I laughed. “No. And they don’t rip either. Werewolves, as you all call them, aren’t any bigger than wild wolves. When they turn, if they’re still wearing their clothes, then they’re just a wolf wearing human clothing.”
Alex laughed loudly. “Sounds like a phrase, you know: wolf in sheep’s clothing.”
“Yeah.” I smiled. “It kinda does.”
“So what about the way it’s organized? You said there’s an alpha and Elders.”
“Yeah. All packs have both. The Elders carry out the day-to-day running of the pack, and the alpha takes care of the bigger things, like when a wolf breaks a supreme law.”
“Like wha
t? What kinds of laws are supreme?”
“Killing a pack member, for one. It’s punishable by death.”
“Damn. And how many wolves are there in the world?”
“Um, I mean, there are hundreds of packs all around the world, but each pack has a different number of wolves—”
“And these are all descendants of the god Carne?”
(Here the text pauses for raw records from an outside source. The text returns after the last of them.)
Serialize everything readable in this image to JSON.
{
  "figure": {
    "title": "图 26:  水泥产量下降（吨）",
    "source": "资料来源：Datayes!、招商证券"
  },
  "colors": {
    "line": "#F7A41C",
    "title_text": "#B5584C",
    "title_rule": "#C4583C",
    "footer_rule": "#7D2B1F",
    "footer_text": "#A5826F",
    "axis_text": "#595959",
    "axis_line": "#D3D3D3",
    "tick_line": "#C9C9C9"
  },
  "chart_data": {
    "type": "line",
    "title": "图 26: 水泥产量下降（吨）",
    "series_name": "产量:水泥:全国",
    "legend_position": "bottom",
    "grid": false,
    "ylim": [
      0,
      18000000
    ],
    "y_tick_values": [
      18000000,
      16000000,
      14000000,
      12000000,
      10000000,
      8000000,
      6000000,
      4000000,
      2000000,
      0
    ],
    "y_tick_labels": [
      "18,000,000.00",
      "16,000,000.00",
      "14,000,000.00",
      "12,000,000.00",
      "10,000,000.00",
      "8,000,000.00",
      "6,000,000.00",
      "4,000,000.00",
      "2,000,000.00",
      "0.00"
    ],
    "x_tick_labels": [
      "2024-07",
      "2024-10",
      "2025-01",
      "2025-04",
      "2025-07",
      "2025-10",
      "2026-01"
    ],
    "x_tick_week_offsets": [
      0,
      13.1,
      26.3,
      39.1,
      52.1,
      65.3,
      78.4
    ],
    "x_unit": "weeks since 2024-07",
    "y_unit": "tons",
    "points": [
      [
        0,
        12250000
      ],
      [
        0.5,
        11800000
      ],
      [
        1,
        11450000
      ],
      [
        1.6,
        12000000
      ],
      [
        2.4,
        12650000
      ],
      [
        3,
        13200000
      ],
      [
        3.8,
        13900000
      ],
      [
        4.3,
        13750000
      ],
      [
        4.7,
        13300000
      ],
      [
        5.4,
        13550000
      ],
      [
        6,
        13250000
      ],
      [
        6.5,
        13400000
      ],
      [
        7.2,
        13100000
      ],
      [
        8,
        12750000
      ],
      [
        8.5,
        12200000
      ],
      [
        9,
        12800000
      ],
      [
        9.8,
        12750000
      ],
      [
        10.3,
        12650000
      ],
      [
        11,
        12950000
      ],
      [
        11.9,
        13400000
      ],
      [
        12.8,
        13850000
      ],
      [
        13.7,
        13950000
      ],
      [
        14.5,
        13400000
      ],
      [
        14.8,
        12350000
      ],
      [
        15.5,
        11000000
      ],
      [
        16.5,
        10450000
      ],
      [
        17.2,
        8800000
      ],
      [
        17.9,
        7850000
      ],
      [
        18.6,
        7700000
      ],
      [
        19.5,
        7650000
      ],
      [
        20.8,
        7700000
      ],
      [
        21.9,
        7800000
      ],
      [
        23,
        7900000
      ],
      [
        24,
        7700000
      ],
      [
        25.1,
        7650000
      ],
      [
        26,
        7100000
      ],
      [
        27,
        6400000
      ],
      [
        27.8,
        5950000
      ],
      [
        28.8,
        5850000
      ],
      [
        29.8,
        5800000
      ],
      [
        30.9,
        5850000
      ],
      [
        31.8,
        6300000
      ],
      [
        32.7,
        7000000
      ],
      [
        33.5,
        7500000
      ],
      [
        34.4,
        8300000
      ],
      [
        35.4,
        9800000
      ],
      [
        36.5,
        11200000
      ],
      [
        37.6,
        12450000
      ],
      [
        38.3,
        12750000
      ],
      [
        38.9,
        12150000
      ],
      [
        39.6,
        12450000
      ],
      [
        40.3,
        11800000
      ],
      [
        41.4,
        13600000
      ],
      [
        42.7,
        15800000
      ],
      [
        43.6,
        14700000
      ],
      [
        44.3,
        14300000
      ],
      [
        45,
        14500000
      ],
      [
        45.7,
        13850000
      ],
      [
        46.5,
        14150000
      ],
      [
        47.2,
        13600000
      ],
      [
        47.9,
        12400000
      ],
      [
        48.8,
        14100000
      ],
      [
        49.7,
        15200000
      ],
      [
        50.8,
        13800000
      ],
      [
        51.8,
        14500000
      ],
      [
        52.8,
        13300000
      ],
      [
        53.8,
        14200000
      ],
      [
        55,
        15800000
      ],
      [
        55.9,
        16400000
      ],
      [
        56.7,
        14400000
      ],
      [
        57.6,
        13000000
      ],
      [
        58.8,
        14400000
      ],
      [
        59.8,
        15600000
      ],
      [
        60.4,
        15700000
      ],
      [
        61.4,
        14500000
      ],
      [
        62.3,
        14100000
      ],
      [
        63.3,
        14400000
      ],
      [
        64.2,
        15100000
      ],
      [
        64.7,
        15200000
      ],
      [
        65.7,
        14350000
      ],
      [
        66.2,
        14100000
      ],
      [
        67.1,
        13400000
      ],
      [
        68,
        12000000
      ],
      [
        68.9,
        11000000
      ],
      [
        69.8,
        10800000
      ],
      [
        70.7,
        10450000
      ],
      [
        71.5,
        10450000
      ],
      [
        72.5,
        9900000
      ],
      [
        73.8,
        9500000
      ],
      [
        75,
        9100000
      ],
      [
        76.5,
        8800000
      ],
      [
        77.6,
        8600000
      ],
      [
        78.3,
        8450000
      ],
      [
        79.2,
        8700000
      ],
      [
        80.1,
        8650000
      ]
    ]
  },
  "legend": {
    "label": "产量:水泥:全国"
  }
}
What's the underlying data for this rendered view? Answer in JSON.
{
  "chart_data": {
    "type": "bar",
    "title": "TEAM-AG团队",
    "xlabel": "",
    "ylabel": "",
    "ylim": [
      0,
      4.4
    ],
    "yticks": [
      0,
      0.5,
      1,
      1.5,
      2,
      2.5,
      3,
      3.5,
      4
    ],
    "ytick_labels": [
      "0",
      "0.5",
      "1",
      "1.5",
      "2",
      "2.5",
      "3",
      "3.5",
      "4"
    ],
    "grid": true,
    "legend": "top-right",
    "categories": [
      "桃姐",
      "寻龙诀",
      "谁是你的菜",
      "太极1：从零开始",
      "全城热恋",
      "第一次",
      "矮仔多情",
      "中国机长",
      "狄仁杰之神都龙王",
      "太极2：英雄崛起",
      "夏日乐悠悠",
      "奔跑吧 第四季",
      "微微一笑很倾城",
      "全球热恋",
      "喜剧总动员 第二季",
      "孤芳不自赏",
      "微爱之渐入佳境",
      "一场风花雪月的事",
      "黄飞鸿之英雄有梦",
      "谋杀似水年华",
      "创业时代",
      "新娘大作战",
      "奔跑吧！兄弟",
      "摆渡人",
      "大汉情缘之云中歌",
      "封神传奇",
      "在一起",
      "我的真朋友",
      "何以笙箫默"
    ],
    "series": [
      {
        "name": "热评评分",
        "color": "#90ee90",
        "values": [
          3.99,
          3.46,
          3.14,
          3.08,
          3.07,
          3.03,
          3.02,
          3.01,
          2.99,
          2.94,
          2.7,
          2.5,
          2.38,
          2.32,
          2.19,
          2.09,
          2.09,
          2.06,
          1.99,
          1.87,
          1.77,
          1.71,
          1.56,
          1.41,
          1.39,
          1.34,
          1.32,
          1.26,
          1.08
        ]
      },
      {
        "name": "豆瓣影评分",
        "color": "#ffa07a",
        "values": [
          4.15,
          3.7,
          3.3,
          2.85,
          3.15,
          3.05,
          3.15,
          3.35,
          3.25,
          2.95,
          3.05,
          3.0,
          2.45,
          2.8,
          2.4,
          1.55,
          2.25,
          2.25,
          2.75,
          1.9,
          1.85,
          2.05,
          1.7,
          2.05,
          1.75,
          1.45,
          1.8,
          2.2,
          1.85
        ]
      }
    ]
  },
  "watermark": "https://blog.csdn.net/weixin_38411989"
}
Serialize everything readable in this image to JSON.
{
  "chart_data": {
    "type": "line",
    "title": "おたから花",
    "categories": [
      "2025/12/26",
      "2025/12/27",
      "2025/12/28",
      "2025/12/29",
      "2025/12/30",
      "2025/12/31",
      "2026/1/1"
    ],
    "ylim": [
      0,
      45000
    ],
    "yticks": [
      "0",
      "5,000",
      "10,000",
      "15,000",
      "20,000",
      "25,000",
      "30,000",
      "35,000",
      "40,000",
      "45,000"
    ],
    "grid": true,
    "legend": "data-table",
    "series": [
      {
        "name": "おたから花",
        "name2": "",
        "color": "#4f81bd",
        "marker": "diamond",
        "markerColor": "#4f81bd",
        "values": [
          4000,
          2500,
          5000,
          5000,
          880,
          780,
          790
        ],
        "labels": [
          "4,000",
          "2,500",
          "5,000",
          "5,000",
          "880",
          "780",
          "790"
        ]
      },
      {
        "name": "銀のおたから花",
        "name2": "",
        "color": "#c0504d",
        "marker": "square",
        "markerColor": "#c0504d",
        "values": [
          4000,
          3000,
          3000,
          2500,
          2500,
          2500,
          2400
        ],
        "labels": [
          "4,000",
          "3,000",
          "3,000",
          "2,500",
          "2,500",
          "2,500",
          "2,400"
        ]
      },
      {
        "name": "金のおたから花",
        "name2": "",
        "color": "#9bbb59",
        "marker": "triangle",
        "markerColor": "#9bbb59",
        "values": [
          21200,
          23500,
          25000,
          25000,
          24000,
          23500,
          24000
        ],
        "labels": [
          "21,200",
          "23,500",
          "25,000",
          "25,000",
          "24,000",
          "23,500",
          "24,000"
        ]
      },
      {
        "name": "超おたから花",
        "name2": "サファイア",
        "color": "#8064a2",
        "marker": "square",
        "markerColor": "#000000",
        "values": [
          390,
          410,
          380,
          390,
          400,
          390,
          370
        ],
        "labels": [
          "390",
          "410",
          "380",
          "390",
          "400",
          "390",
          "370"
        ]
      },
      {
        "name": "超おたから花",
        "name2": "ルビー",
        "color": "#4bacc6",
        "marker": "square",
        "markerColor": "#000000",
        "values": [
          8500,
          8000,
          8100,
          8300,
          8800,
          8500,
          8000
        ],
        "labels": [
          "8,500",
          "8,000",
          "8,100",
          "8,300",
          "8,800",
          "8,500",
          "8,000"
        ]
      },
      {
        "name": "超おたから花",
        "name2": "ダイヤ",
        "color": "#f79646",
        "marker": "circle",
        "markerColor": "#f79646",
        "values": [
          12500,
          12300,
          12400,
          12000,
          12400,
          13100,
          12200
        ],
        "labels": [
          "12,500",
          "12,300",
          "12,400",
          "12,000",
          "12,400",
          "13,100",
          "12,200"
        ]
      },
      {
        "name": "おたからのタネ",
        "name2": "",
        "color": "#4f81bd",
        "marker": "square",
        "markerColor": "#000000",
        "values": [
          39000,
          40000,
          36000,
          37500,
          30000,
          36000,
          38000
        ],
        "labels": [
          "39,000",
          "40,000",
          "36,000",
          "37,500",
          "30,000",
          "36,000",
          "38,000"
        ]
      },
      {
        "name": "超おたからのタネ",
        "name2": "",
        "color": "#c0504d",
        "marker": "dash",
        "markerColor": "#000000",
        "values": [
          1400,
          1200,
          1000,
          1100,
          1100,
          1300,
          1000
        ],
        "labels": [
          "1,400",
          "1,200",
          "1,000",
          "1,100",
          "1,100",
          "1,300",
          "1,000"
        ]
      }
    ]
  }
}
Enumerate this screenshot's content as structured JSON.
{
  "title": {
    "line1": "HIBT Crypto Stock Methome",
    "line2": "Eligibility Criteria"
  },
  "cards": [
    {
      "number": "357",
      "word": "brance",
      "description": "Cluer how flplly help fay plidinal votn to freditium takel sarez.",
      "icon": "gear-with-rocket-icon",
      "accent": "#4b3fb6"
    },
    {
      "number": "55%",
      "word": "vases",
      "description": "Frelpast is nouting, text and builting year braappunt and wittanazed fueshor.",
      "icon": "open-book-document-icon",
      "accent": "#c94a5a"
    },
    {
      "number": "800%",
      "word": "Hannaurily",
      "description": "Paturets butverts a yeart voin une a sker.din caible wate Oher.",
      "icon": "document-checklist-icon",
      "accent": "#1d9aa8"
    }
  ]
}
“No. I mean, yes, but really, we modern wolves class ourselves as Theowolves, because we’re descendants of his two sons Aerik the Gray and Bayon the Black.”
“Why are they called that? The Black and the Gray.”
“Because when they were born, people didn’t use surnames. Aerik was a wise gray wolf, and Bayon was a warrior of the greatest skill. He taught our army, also known as the Black Death.”
“Army?”
“Mm-hm.” I nodded, about to roll onto my back but thinking better of it because I didn’t want to disturb Sacha again. “The army is made up of Luther’s sons—”
“That immortal dude—the son of Carne?”
“Yep. He’s also my pack leader,” —and soon-to-be husband— “and he’s super powerful. It’s why no one has ever challenged our pack. There are packs that have had nothing but war, territorial wars, religious wars, wars over money, but we’re direct descendants of the original wolves here, so we’ve had peace. Some kids my age have never known peace among their pack, so I’m really lucky in that sense.”
“I’ll say.” He put one hand under his head and looked up at the sky. “So, you were telling me about your political structure.”
“Yeah. Um, so like I said, Luther is our alpha, but we only bother him if there’s a major issue in the pack—”
“Like murder?”
“Well, no. See, in other packs, the alpha usually does take care of that, but there hasn’t ever been an issue big enough for us to call on Luther. He kind of makes the Elders handle everything—”
“How many Elders are there?”
“Four.”
“Anyone I’d know?”
“Yep. Dorian Canin, the mayor.”
“Really?” He laughed. “I guess I can see that now.”
“Mm-hm.” I nodded. “Then there’s also Mr. and Mrs. Frost—from down the road,” I said in a questioning tone, wondering if he knew them.